L’homme 7up… disons que c’est moins clair! L’acceptation populaire veut que le narrateur soit simplement un ambitieux lève-tôt : «j’ai beaucoup d’avenir, [...] rien ne pourra m’arrêter, jusqu’à ce que j’y sois arrivé».
Mais ce sont le pont et l’extro de la chanson qui ouvre la porte au côté requin de l’homme 7up : «j’aimerais vous présenter tout ceux (ce) que je possède», «ce que je m’appropriai» (chapeau pour le passé simple by the way) et «ils n’ont pas compris que l’argent mène le monde».
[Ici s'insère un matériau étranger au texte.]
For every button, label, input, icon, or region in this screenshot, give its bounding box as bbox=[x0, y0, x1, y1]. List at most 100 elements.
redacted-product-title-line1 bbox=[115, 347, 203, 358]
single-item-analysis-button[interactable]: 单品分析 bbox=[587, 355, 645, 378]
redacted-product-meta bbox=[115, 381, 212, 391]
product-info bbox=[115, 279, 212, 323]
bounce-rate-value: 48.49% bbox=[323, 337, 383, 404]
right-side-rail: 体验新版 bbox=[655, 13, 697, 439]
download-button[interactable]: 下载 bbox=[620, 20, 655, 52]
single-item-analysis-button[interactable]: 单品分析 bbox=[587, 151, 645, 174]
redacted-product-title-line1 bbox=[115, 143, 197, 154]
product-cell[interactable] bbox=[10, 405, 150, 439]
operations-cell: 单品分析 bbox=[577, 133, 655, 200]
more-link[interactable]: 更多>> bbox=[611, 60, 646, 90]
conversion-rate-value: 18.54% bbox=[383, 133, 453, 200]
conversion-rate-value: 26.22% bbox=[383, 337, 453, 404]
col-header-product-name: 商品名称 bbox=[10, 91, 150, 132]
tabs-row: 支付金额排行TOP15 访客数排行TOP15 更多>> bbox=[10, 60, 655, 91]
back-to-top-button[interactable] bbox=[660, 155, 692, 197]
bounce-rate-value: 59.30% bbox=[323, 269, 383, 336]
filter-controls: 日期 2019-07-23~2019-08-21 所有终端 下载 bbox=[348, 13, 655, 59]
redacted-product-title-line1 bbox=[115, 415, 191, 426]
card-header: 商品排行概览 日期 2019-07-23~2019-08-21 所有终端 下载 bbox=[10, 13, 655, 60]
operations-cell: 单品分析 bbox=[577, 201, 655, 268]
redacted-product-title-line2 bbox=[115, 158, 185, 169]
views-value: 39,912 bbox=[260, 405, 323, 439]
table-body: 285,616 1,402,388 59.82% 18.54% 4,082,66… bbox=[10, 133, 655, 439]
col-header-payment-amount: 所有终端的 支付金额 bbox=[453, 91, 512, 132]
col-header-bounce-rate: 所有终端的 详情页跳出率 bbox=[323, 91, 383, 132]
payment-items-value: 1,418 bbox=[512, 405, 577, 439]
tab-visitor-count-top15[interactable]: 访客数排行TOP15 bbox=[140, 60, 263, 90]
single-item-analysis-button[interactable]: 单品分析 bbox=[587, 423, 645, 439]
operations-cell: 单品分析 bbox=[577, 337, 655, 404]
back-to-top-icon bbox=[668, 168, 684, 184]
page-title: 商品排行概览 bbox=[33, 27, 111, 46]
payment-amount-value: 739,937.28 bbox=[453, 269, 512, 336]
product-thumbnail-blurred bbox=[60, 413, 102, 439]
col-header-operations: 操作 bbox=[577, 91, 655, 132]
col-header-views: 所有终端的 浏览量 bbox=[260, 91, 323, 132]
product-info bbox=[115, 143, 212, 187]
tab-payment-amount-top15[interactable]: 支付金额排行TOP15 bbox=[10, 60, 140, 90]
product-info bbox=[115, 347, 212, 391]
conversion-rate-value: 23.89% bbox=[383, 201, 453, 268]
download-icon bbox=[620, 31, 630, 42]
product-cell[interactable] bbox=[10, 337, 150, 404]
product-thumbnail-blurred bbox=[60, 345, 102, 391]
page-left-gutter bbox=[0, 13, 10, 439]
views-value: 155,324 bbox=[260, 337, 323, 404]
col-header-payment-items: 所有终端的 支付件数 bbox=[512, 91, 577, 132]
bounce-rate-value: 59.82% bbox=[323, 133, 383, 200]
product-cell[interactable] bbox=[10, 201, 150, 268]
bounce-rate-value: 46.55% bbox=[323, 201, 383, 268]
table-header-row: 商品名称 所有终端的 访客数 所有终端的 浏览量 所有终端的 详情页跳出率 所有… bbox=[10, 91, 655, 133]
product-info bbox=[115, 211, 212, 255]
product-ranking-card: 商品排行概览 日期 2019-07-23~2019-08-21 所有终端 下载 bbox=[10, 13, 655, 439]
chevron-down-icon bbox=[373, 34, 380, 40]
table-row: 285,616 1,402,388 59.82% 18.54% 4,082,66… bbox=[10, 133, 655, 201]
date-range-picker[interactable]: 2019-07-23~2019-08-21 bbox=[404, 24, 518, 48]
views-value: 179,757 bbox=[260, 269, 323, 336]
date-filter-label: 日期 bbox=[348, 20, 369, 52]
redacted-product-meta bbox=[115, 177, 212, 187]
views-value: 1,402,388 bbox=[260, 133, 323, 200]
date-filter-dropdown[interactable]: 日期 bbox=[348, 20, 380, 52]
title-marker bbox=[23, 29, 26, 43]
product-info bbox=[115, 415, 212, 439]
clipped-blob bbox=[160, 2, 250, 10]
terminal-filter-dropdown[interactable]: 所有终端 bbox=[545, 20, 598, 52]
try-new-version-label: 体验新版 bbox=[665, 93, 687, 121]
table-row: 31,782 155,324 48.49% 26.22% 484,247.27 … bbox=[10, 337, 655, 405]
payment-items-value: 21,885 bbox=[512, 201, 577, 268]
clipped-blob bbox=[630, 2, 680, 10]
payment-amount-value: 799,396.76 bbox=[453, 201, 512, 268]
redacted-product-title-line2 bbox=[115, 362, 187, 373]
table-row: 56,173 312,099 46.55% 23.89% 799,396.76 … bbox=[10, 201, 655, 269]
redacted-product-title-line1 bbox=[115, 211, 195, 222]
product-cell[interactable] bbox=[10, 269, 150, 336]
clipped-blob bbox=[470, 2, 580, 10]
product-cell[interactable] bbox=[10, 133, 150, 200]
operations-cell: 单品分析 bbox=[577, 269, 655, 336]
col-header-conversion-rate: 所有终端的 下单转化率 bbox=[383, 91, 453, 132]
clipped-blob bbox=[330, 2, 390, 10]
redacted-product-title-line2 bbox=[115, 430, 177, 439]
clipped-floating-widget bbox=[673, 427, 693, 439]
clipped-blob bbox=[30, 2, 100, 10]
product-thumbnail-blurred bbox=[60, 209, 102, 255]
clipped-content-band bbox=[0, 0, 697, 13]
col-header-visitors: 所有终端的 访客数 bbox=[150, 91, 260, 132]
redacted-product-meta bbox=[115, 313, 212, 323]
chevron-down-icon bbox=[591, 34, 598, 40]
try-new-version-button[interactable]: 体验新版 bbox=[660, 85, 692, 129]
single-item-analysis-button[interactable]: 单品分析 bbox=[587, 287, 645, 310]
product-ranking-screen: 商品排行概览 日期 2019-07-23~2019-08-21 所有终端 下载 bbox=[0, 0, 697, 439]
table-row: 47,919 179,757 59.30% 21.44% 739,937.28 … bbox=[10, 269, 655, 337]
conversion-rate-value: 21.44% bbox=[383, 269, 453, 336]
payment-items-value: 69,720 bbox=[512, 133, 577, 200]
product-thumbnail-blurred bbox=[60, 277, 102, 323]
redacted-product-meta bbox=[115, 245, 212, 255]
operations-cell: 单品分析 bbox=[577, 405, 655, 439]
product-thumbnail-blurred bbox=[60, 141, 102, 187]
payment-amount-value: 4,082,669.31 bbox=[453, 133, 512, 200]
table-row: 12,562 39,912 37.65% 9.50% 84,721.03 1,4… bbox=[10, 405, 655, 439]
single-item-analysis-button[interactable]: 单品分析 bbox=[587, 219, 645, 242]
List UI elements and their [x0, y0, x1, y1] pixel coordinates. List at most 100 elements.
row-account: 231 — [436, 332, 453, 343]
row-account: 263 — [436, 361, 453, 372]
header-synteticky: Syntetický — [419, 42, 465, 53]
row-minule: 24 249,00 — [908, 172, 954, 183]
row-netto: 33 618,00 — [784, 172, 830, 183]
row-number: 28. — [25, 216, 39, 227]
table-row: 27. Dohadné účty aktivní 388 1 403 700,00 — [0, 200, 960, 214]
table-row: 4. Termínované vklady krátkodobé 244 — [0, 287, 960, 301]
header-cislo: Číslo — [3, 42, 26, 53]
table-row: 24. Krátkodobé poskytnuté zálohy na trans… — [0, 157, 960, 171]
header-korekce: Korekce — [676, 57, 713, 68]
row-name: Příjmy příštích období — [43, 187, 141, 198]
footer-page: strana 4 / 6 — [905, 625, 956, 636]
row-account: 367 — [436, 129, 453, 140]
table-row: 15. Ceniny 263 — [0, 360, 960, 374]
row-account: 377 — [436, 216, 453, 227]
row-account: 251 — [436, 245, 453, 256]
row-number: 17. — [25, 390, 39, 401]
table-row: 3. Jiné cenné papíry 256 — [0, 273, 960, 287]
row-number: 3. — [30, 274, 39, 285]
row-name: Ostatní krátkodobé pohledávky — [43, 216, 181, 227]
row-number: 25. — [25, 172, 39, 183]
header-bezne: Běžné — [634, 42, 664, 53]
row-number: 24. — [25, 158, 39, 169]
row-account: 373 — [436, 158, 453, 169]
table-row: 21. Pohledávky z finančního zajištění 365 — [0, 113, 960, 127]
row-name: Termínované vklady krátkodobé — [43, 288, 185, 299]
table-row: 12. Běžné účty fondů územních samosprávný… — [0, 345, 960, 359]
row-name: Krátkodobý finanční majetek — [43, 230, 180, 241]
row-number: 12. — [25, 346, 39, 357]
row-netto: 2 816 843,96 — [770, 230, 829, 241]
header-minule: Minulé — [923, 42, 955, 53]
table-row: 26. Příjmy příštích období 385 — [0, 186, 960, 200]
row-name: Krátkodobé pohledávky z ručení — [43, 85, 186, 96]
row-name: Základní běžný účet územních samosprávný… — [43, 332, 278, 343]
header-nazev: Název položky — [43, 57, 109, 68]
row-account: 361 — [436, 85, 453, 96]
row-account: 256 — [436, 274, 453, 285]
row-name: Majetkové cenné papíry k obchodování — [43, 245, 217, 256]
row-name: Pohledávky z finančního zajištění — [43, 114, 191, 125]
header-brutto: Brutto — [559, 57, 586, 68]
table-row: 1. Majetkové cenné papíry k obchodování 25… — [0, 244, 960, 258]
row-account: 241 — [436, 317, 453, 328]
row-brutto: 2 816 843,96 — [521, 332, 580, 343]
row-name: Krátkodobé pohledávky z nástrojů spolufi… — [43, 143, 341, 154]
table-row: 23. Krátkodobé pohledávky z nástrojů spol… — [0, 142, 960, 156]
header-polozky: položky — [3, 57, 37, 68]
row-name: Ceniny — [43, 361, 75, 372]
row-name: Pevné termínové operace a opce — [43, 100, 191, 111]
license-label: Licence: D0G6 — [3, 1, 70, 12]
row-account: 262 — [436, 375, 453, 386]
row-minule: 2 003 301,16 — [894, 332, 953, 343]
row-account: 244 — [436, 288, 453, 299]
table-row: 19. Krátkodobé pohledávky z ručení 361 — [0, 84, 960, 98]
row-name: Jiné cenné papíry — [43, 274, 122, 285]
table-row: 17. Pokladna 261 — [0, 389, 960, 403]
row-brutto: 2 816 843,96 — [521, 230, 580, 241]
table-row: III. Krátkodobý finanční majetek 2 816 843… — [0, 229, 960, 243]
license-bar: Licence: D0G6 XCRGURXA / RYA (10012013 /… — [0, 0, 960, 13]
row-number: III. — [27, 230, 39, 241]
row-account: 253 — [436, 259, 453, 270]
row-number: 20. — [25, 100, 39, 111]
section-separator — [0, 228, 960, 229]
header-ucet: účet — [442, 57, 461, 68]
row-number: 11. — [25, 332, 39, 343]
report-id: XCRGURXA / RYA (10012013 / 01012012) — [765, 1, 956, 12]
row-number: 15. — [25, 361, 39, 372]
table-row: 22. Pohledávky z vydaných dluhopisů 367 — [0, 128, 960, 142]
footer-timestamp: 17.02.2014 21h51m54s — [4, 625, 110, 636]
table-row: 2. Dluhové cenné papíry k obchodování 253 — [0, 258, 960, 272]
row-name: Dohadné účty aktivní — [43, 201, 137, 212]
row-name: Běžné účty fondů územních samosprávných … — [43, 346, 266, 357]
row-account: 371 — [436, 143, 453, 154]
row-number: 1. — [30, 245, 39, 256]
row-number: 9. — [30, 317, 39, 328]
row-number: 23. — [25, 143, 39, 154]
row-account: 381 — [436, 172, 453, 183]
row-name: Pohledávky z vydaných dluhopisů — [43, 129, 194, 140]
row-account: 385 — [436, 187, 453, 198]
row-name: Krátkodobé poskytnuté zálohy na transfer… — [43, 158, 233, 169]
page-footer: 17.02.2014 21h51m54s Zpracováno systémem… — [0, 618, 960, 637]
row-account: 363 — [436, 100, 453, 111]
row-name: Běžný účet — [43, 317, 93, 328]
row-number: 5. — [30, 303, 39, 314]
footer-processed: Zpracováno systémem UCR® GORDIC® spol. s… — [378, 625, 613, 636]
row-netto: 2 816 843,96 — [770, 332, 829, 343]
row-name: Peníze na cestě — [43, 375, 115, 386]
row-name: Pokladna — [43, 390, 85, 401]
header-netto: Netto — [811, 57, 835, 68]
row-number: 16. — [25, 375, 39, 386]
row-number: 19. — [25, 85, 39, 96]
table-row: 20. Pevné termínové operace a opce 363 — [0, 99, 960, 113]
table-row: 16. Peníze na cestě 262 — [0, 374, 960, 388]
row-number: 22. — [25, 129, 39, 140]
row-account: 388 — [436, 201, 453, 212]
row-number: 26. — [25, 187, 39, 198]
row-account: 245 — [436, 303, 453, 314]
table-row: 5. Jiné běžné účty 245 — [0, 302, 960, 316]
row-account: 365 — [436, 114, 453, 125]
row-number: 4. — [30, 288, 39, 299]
Dans ces trois lignes de texte, l’homme 7up s’exclut du monde qu’il dépeint. On comprend donc qu’il ne se prend pas pour ladite boisson dont il porte fièrement le nom.
Évidemment, la critique sociale de L’homme 7up est la version du magasin Korvette de Rawdon de celle sur laquelle L’homme pressé est articulée.
Mais dans les deux pièces, il est question d’un homme, en moyens, qui disserte sur un monde dont il s’est exclu par sa richesse et qui fait l’éloge de son hyperactive vivacité comme une métaphore de son flair capitaliste.
«Moi je vais vite très vite, ma carrière est en jeu, je suis l’homme médiatique, moi je suis plus que politique, car je suis, un homme pressé.»
«Un homme 7up, I always keep on top»
L’usage de l’anglais par Seb Plante n’est d’ailleurs pas anodin dans un contexte québécois: il va de soi que son homme d’affaires speak white.
Par contre, alors que L’homme pressé tire son titre d’un roman de Paul Moran, dans un commentaire général de Noir Désir sur la France à l’aube de la mondialisation (le thème de 666.667 Club dont la chanson est issue), L’homme 7up semble contrainte à demeurer une copie cégépienne plus ou moins inspirée et peu calorique quant à son contenu politique.
Mais on ne pourra pas reprocher à L’homme 7up de ne pas être un mannequin glacé avec un teint de soleil. Un vrai king du bebop.
J'ai l'immense honneur de ne connaître aucune chanson des Respectables, et j'apprécierais que ça demeure ainsi.